Tuesday, August 30, 2016

The Righteous Feeling of Being Wronged - BIG LITTLE LIES

Ignoring the fact that every book these days seems to have the words "Lies/Liars" or "Girl" in the title, Big Little Lies by Liane Moriarty was a super fun read. I'd never read anything by her before, but walking around with the book, I was shocked by how many friends said, "Oh, I read every single thing she writes." So, clearly, I'm late to the game.

One of the things Moriarty does so well - besides humor (and sentiment without being sentimental) - is cut to the chase of certain, fundamental human behaviors that feel familiar, even if you've never been in the exact position as her characters.

For example:

"He turned off the bathroom light. They both went to opposite sides of the bed, snapped on their bedside lamps and pulled back the cover in a smooth, practiced, synchronized move that proved, depending on Madeline's mood, that they either had the perfect marriage or that they were stuck in a middle-class suburban rut and they needed to sell the house and go traveling around India."

...and kinda just perfectly captures the pendulum swing that the mind is capable of depending on the vagaries of mood. So, yeah, I'll steal that.

And this one:

"It was over now. There would be no further recriminations about the party. In fact, the very opposite. He'd be tender and solicitous. For the next few days up until he left for his trip, no woman would be more cherished than Celeste. Part of her would enjoy it: the tremulous, teary, righteous feeling of being wronged."

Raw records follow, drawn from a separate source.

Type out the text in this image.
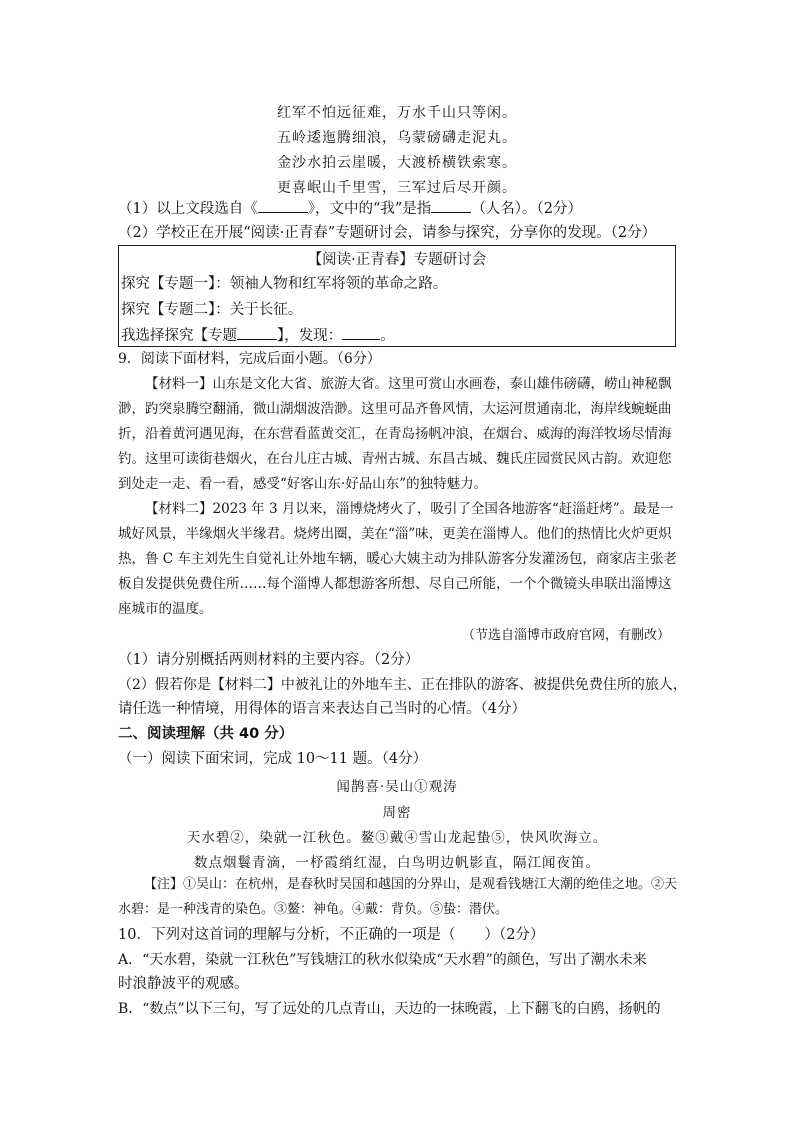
红军不怕远征难，万水千山只等闲。
五岭逶迤腾细浪，乌蒙磅礴走泥丸。
金沙水拍云崖暖，大渡桥横铁索寒。
更喜岷山千里雪，三军过后尽开颜。
（1）以上文段选自《	》，文中的“我”是指	（人名）。（2分）
（2）学校正在开展“阅读·正青春”专题研讨会，请参与探究，分享你的发现。（2分）
【阅读·正青春】专题研讨会
探究【专题一】：领袖人物和红军将领的革命之路。
探究【专题二】：关于长征。
我选择探究【专题	】，发现：	。
9．阅读下面材料，完成后面小题。（6分）
【材料一】山东是文化大省、旅游大省。这里可赏山水画卷，泰山雄伟磅礴，崂山神秘飘渺，趵突泉腾空翻涌，微山湖烟波浩渺。这里可品齐鲁风情，大运河贯通南北，海岸线蜿蜒曲折，沿着黄河遇见海，在东营看蓝黄交汇，在青岛扬帆冲浪，在烟台、威海的海洋牧场尽情海钓。这里可读街巷烟火，在台儿庄古城、青州古城、东昌古城、魏氏庄园赏民风古韵。欢迎您到处走一走、看一看，感受“好客山东·好品山东”的独特魅力。
【材料二】2023 年 3 月以来，淄博烧烤火了，吸引了全国各地游客“赶淄赶烤”。最是一城好风景，半缘烟火半缘君。烧烤出圈，美在“淄”味，更美在淄博人。他们的热情比火炉更炽热，鲁 C 车主刘先生自觉礼让外地车辆，暖心大姨主动为排队游客分发灌汤包，商家店主张老板自发提供免费住所……每个淄博人都想游客所想、尽自己所能，一个个微镜头串联出淄博这座城市的温度。
（节选自淄博市政府官网，有删改）
（1）请分别概括两则材料的主要内容。（2分）
（2）假若你是【材料二】中被礼让的外地车主、正在排队的游客、被提供免费住所的旅人，
请任选一种情境，用得体的语言来表达自己当时的心情。（4分）
二、阅读理解（共 40 分）
（一）阅读下面宋词，完成 10～11 题。（4分）
闻鹊喜·吴山①观涛
周密
天水碧②，染就一江秋色。鳌③戴④雪山龙起蛰⑤，快风吹海立。
数点烟鬟青滴，一杼霞绡红湿，白鸟明边帆影直，隔江闻夜笛。
【注】①吴山：在杭州，是春秋时吴国和越国的分界山，是观看钱塘江大潮的绝佳之地。②天水碧：是一种浅青的染色。③鳌：神龟。④戴：背负。⑤蛰：潜伏。
10．下列对这首词的理解与分析，不正确的一项是（　　）（2分）
A．“天水碧，染就一江秋色”写钱塘江的秋水似染成“天水碧”的颜色，写出了潮水未来
时浪静波平的观感。
B．“数点”以下三句，写了远处的几点青山，天边的一抹晚霞，上下翻飞的白鸥，扬帆的
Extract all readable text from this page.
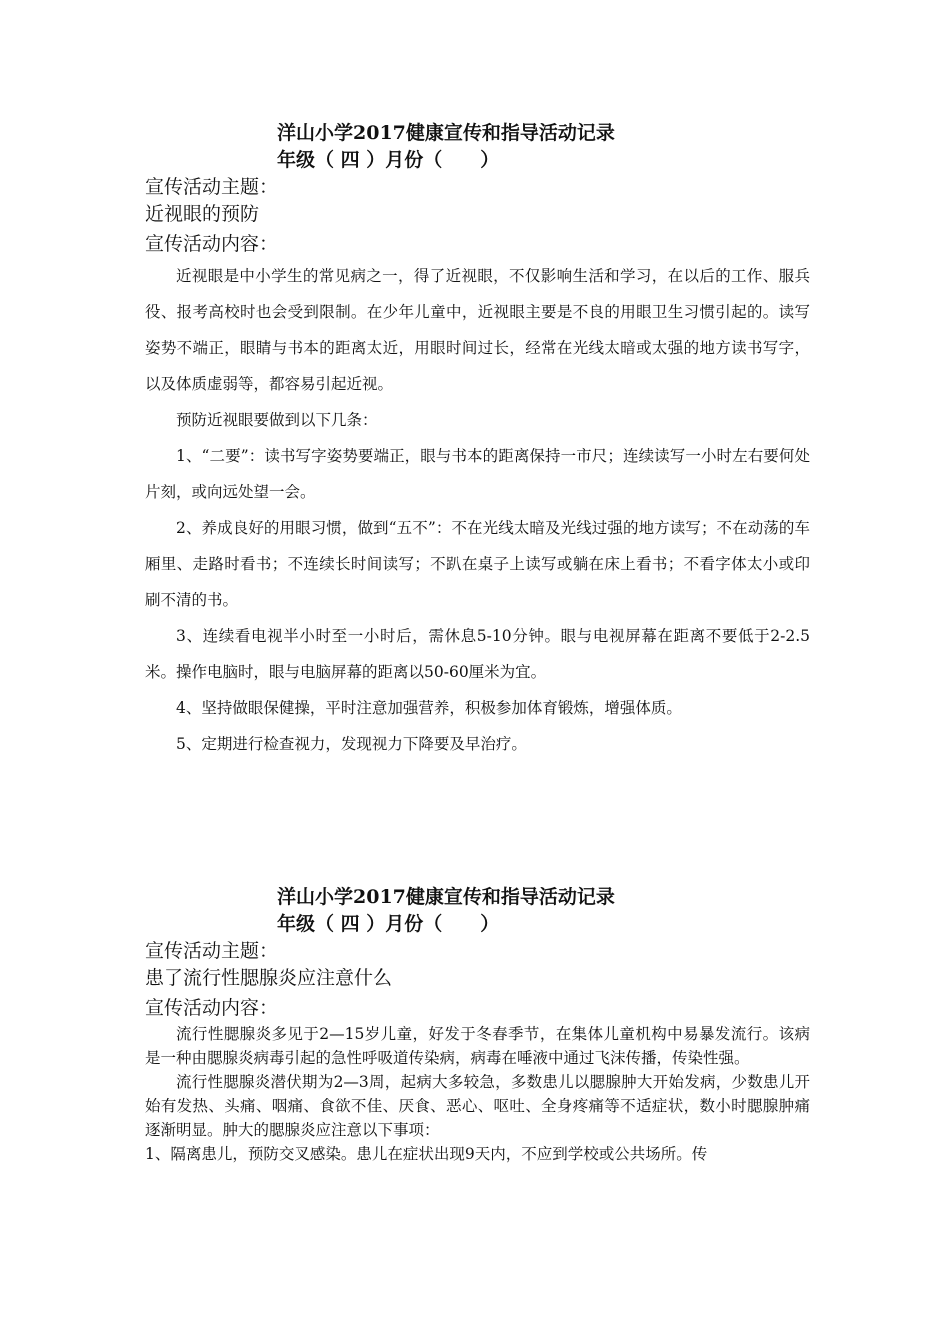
洋山小学2017健康宣传和指导活动记录
年级（ 四 ）月份（　　）
宣传活动主题：
近视眼的预防
宣传活动内容：

近视眼是中小学生的常见病之一，得了近视眼，不仅影响生活和学习，在以后的工作、服兵役、报考高校时也会受到限制。在少年儿童中，近视眼主要是不良的用眼卫生习惯引起的。读写姿势不端正，眼睛与书本的距离太近，用眼时间过长，经常在光线太暗或太强的地方读书写字，以及体质虚弱等，都容易引起近视。

预防近视眼要做到以下几条：

1、“二要”：读书写字姿势要端正，眼与书本的距离保持一市尺；连续读写一小时左右要何处片刻，或向远处望一会。

2、养成良好的用眼习惯，做到“五不”：不在光线太暗及光线过强的地方读写；不在动荡的车厢里、走路时看书；不连续长时间读写；不趴在桌子上读写或躺在床上看书；不看字体太小或印刷不清的书。

3、连续看电视半小时至一小时后，需休息5-10分钟。眼与电视屏幕在距离不要低于2-2.5米。操作电脑时，眼与电脑屏幕的距离以50-60厘米为宜。

4、坚持做眼保健操，平时注意加强营养，积极参加体育锻炼，增强体质。

5、定期进行检查视力，发现视力下降要及早治疗。

洋山小学2017健康宣传和指导活动记录
年级（ 四 ）月份（　　）
宣传活动主题：
患了流行性腮腺炎应注意什么
宣传活动内容：

流行性腮腺炎多见于2—15岁儿童，好发于冬春季节，在集体儿童机构中易暴发流行。该病是一种由腮腺炎病毒引起的急性呼吸道传染病，病毒在唾液中通过飞沫传播，传染性强。

流行性腮腺炎潜伏期为2—3周，起病大多较急，多数患儿以腮腺肿大开始发病，少数患儿开始有发热、头痛、咽痛、食欲不佳、厌食、恶心、呕吐、全身疼痛等不适症状，数小时腮腺肿痛逐渐明显。肿大的腮腺炎应注意以下事项：

1、隔离患儿，预防交叉感染。患儿在症状出现9天内，不应到学校或公共场所。传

The Righteous Feeling of Being Wronged. Yes, who hasn't milked that feeling for all it's worth at some point or another?! So, I'll take that one, too.

Monday, August 8, 2016

Restraint - WE WERE LIARS

Thinking about my next book project, and the first ideas that come to me are not about plot, but about atmosphere. A book that is pared down. A book that makes inferences rather than hits you upside the head with information. A book that is closer to abstract painting than photorealism.

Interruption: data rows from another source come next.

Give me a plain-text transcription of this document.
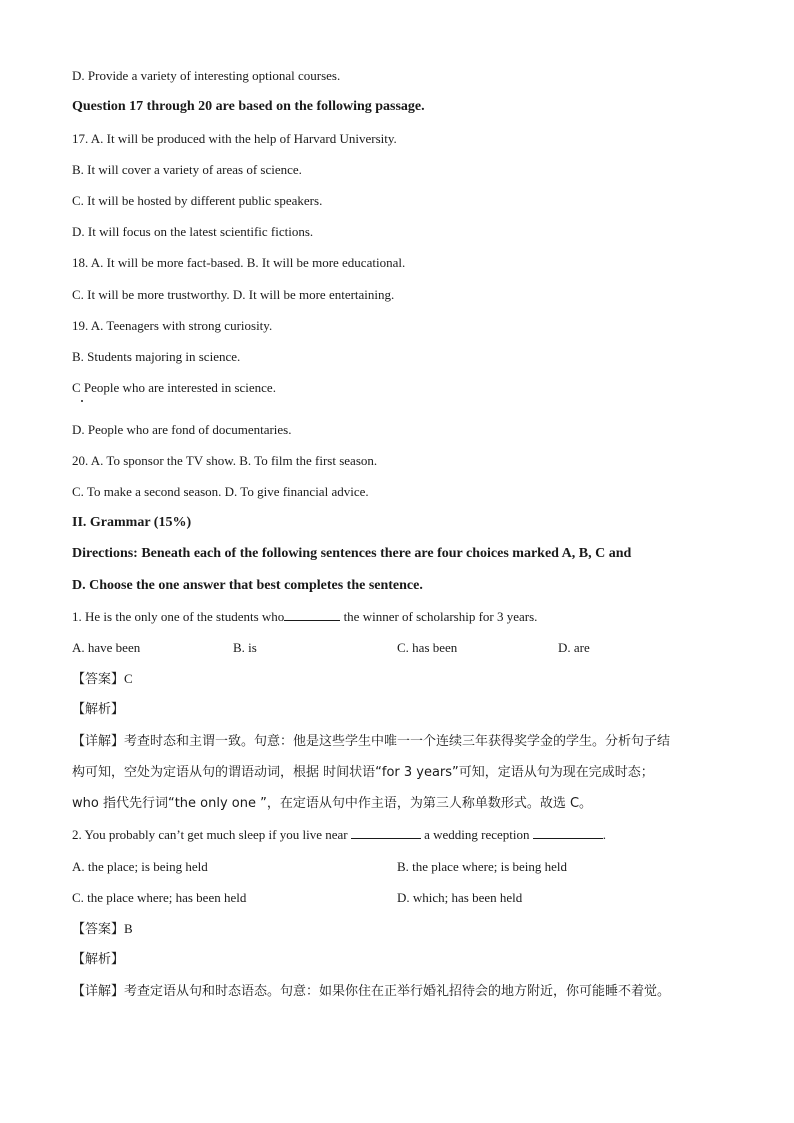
D. Provide a variety of interesting optional courses.
Question 17 through 20 are based on the following passage.
17. A. It will be produced with the help of Harvard University.
B. It will cover a variety of areas of science.
C. It will be hosted by different public speakers.
D. It will focus on the latest scientific fictions.
18. A. It will be more fact-based. B. It will be more educational.
C. It will be more trustworthy. D. It will be more entertaining.
19. A. Teenagers with strong curiosity.
B. Students majoring in science.
C People who are interested in science.
D. People who are fond of documentaries.
20. A. To sponsor the TV show. B. To film the first season.
C. To make a second season. D. To give financial advice.
II. Grammar (15%)
Directions: Beneath each of the following sentences there are four choices marked A, B, C and
D. Choose the one answer that best completes the sentence.
1. He is the only one of the students who	the winner of scholarship for 3 years.
A. have been	B. is	C. has been	D. are
【答案】C
【解析】
【详解】考查时态和主谓一致。句意：他是这些学生中唯一一个连续三年获得奖学金的学生。分析句子结
构可知，空处为定语从句的谓语动词，根据 时间状语“for 3 years”可知，定语从句为现在完成时态；
who 指代先行词“the only one ”，在定语从句中作主语，为第三人称单数形式。故选 C。
2. You probably can’t get much sleep if you live near	a wedding reception	.
A. the place; is being held	B. the place where; is being held
C. the place where; has been held	D. which; has been held
【答案】B
【解析】
【详解】考查定语从句和时态语态。句意：如果你住在正举行婚礼招待会的地方附近，你可能睡不着觉。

Something about We Were Liars by E. Lockhart captures this. There is an economy of language. Short sentences. Concise paragraphs.

"Next day Mirren and I take the small motorboat to Edgartown without permission.
The boys don't want to come. They are going kayaking.
I drive and Mirren trails her hand in the wake.
Mirren isn't wearing much: a daisy-print bikini top and a denim miniskirt."

And it goes on like this. Sentences that say more than they say. And that's important in order for the book to pull off its final reveal.

I'm hoping to channel just a bit of that quiet, confident sense of language that trusts the reader just enough so that the reader rises to the occasion.

Wednesday, August 3, 2016

Into the Shuffle - THE PERFORMANCE

As my first novel, No Winter Angel, comes to a close, there is one outstanding debt that I have not written about here--in part, because I read it so long ago, but it has stayed with me, probably informing lots of things I don't even realize.

It's a short story by Arthur Miller called "The Performance," and actually, I discovered it by way of a song that I heard in 2003 by Erin Mckeown, entitled "An Innocent Fiction." She'd read Miller's story and wrote this beautiful homage to it.

"The Performance" is about a Jewish tap dancer from the United States who travels to Europe in the 1930s and winds up dancing in a private show for Hitler, who subsequently falls in love with the performance without realizing that the performer is Jewish. Just the idea itself is so powerful. And I was--and continue to be--struck by the "breathtaking idea of a government" taking interest in a dance. And how intoxicating that must feel to the dancer, even if the government is repugnant and vile.

I had to explore the complex way this must play out in the artist's mind. When you read the dance scene in No Winter Angel, this is the image I want to convey. The terror and the power and the intoxication that make any simple moral judgment suspect.

And this image of Hitler, almost childlike in his awe and carnal in his enthusiasm, stays with me: "The troupe went into the stomp, shoes drumming the stage floor, and Hitler seemed transfixed now, swept up in the booming rhythms, both clenched fists pressing down on the tabletop, his neck stretched taut, his mouth slightly agape. 'I thought we were looking at an orgasm,' Harold said." Indeed!